Why are these studies so hard?
There are a myriad of things that make it challenging to pin down the effect of pesticides. Some of them are due to the nature of the problem and some are just fundamental problems with science in our society.
There are ethical and logistical challenges to studying health outcomes.
This is a problem for all kinds of health outcomes and diseases. In a perfect world, you’d have a random sample of the population, you’d randomly assign them a certain diet with measured pesticide levels for a fixed amount of time, and you’d follow them and measure their fertility until they died. Unfortunately, studies like this are limited to convenience samples of people, who eat whatever diet they want, and you only get to measure them a few times. Since diet isn’t randomly assigned, researchers try to control for confounding factors by using modelling approaches. Modelling is the best they can do, but there are no guarantees that the results are right.
Incentives to research endocrine disruptors are low.
Who wants to fund research that says that the status quo is hurting us? There are powerful industries and lobbies with lots of money that want to keep pesticides in use. There’s no powerful organic food lobby that can compete with “Big Food”. Funding may be limited for this reason. And when research on the harmful effects of pesticides does get funded, it’s never enough money to carry out the kind of study one would like to do (a randomized control trial over a long time horizon). Limited resources force people to use fewer subjects and lower quality measures of exposure, resulting in lower-quality research.
The burden of proof is on consumers, not producers.
Here’s the fundamental problem: it’s up to consumers to prove that these chemicals are harmful. It seems relatively easy for companies to introduce new pesticides. They ned to show that in lab settings, the chemicals pass certain toxicity tests.

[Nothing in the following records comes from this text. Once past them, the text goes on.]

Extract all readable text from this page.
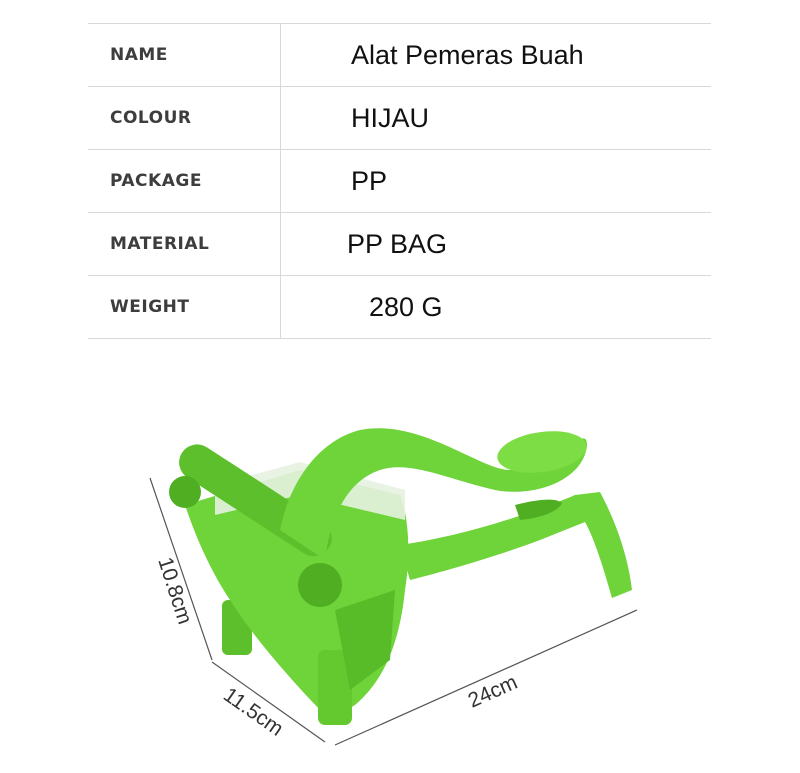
NAME	Alat Pemeras Buah
COLOUR	HIJAU
PACKAGE	PP
MATERIAL	PP BAG
WEIGHT	280 G
10.8cm
11.5cm	24cm
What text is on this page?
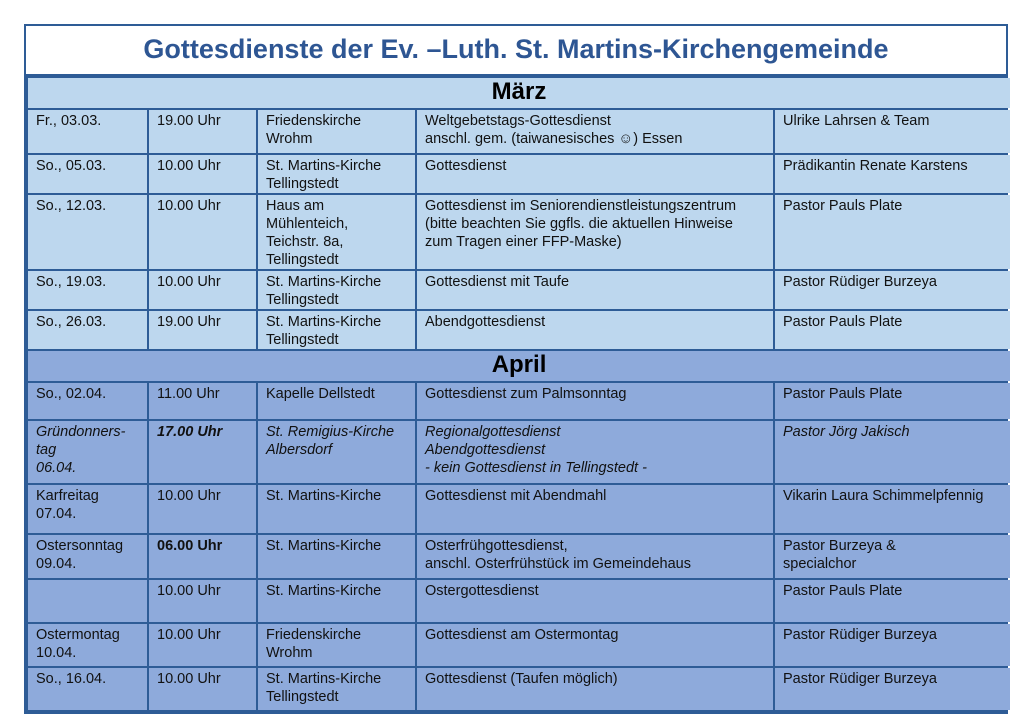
Gottesdienste der Ev. –Luth. St. Martins-Kirchengemeinde
März				

Fr., 03.03.	19.00 Uhr	Friedenskirche
Wrohm	Weltgebetstags-Gottesdienst
anschl. gem. (taiwanesisches ☺) Essen	Ulrike Lahrsen & Team

So., 05.03.	10.00 Uhr	St. Martins-Kirche
Tellingstedt	Gottesdienst	Prädikantin Renate Karstens

So., 12.03.	10.00 Uhr	Haus am
Mühlenteich,
Teichstr. 8a,
Tellingstedt	Gottesdienst im Seniorendienstleistungszentrum
(bitte beachten Sie ggfls. die aktuellen Hinweise
zum Tragen einer FFP-Maske)	Pastor Pauls Plate

So., 19.03.	10.00 Uhr	St. Martins-Kirche
Tellingstedt	Gottesdienst mit Taufe	Pastor Rüdiger Burzeya

So., 26.03.	19.00 Uhr	St. Martins-Kirche
Tellingstedt	Abendgottesdienst	Pastor Pauls Plate

April				

So., 02.04.	11.00 Uhr	Kapelle Dellstedt	Gottesdienst zum Palmsonntag	Pastor Pauls Plate

Gründonners-
tag
06.04.	17.00 Uhr	St. Remigius-Kirche
Albersdorf	Regionalgottesdienst
Abendgottesdienst
- kein Gottesdienst in Tellingstedt -	Pastor Jörg Jakisch

Karfreitag
07.04.	10.00 Uhr	St. Martins-Kirche	Gottesdienst mit Abendmahl	Vikarin Laura Schimmelpfennig

Ostersonntag
09.04.	06.00 Uhr	St. Martins-Kirche	Osterfrühgottesdienst,
anschl. Osterfrühstück im Gemeindehaus	Pastor Burzeya &
specialchor

	10.00 Uhr	St. Martins-Kirche	Ostergottesdienst	Pastor Pauls Plate

Ostermontag
10.04.	10.00 Uhr	Friedenskirche
Wrohm	Gottesdienst am Ostermontag	Pastor Rüdiger Burzeya

So., 16.04.	10.00 Uhr	St. Martins-Kirche
Tellingstedt	Gottesdienst (Taufen möglich)	Pastor Rüdiger Burzeya
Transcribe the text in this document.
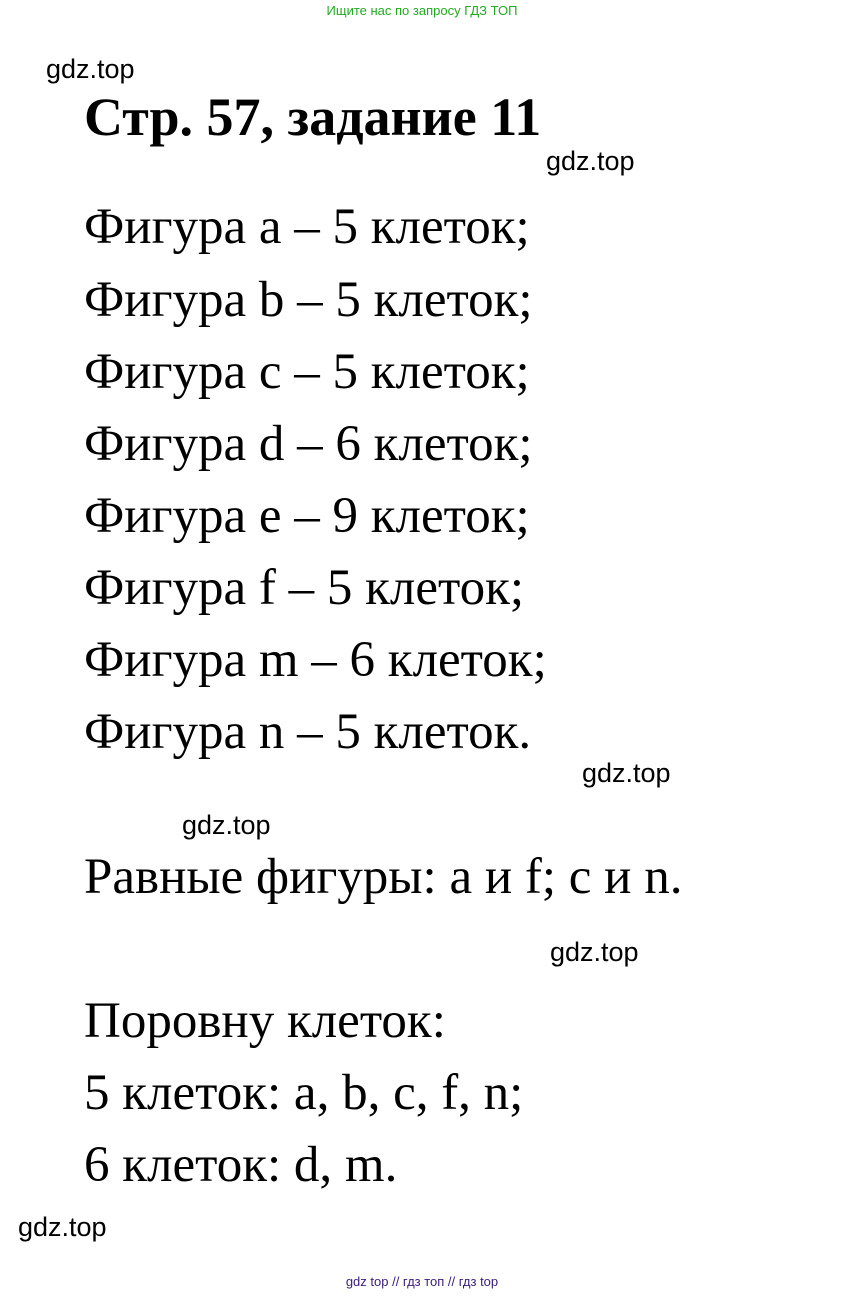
Ищите нас по запросу ГДЗ ТОП
gdz.top
Стр. 57, задание 11
gdz.top
Фигура a – 5 клеток;
Фигура b – 5 клеток;
Фигура c – 5 клеток;
Фигура d – 6 клеток;
Фигура e – 9 клеток;
Фигура f – 5 клеток;
Фигура m – 6 клеток;
Фигура n – 5 клеток.
gdz.top
gdz.top
Равные фигуры: a и f; c и n.
gdz.top
Поровну клеток:
5 клеток: a, b, c, f, n;
6 клеток: d, m.
gdz.top
gdz top // гдз топ // гдз top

However, these tests only tell us about short-term effects in the lab. They don’t say anything about potential long-term effects of eating low doses of pesticides over many years. These things enter the market, and it becomes the consumers’ job to show that they are harmful. Once products are in use it is difficult to get rid of them.
Without changing how pesticides are studied, farmers will continue to spray their crops with endocrine disrupting chemicals.

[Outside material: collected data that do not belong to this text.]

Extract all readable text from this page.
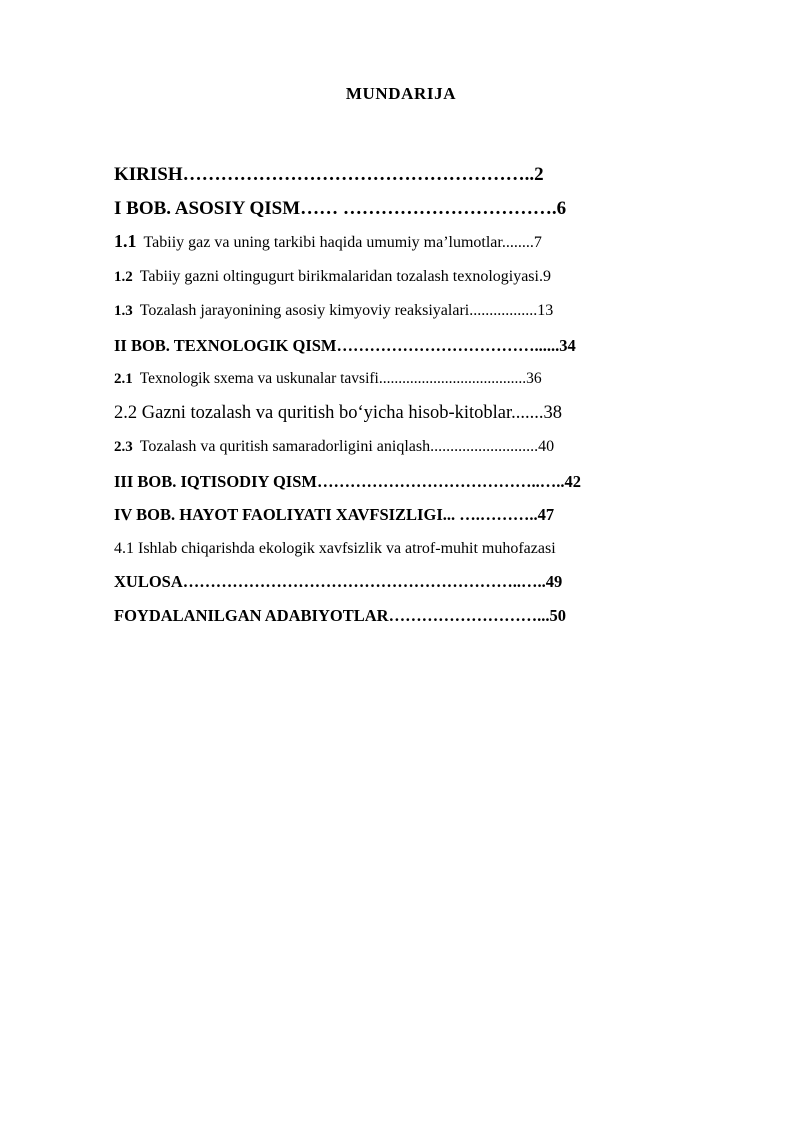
MUNDARIJA

KIRISH………………………………………………..2

I BOB. ASOSIY QISM…… …………………………….6

1.1 Tabiiy gaz va uning tarkibi haqida umumiy ma’lumotlar........7

1.2 Tabiiy gazni oltingugurt birikmalaridan tozalash texnologiyasi.9

1.3 Tozalash jarayonining asosiy kimyoviy reaksiyalari.................13

II BOB. TEXNOLOGIK QISM………………………………......34

2.1 Texnologik sxema va uskunalar tavsifi......................................36

2.2 Gazni tozalash va quritish bo‘yicha hisob-kitoblar.......38

2.3 Tozalash va quritish samaradorligini aniqlash...........................40

III BOB. IQTISODIY QISM…………………………………..…..42

IV BOB. HAYOT FAOLIYATI XAVFSIZLIGI... ….………..47

4.1 Ishlab chiqarishda ekologik xavfsizlik va atrof-muhit muhofazasi

XULOSA……………………………………………………..…..49

FOYDALANILGAN ADABIYOTLAR………………………...50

I’d like to see some changes in the way people think about studying the harm of chemical exposures.
- Simply put, do better studies. I realize this kind of effort is difficult and takes a tremendous amount of funding and effort. But the evidence from a small observational study like the ones here is not convincing. I’d like to see more patients, more external validity, and better measures of pesticide exposure. If researchers from different schools could form a consortium and pool their resources, I bet that more compelling findings would come out.
- Take into account prior knowlege when reporting statistical significance. David Colquhoun makes this suggestion in his comment on “Five ways to fix statistics”. If there has been lots of prior work showing that a chemical is harmful, then even if your study does not reach statistical significance at some pre-specified level, you may want to give more credence to a marginally significant result.
- My suggestion for observational data would be to focus on the qualitative results rather than the precise numeric estimates when reporting these studies. I can believe that a positive association is real, but I lose confidence when I hear probabilities being thrown around.
And in a perfect world, regulatory agencies would respond to this kind of evidence and pull products immediately to be examined more rigorously. It would not be such a battle to prove that these chemicals are dangerous. Until then, we have to be vigilant and make smart choices for ourselves.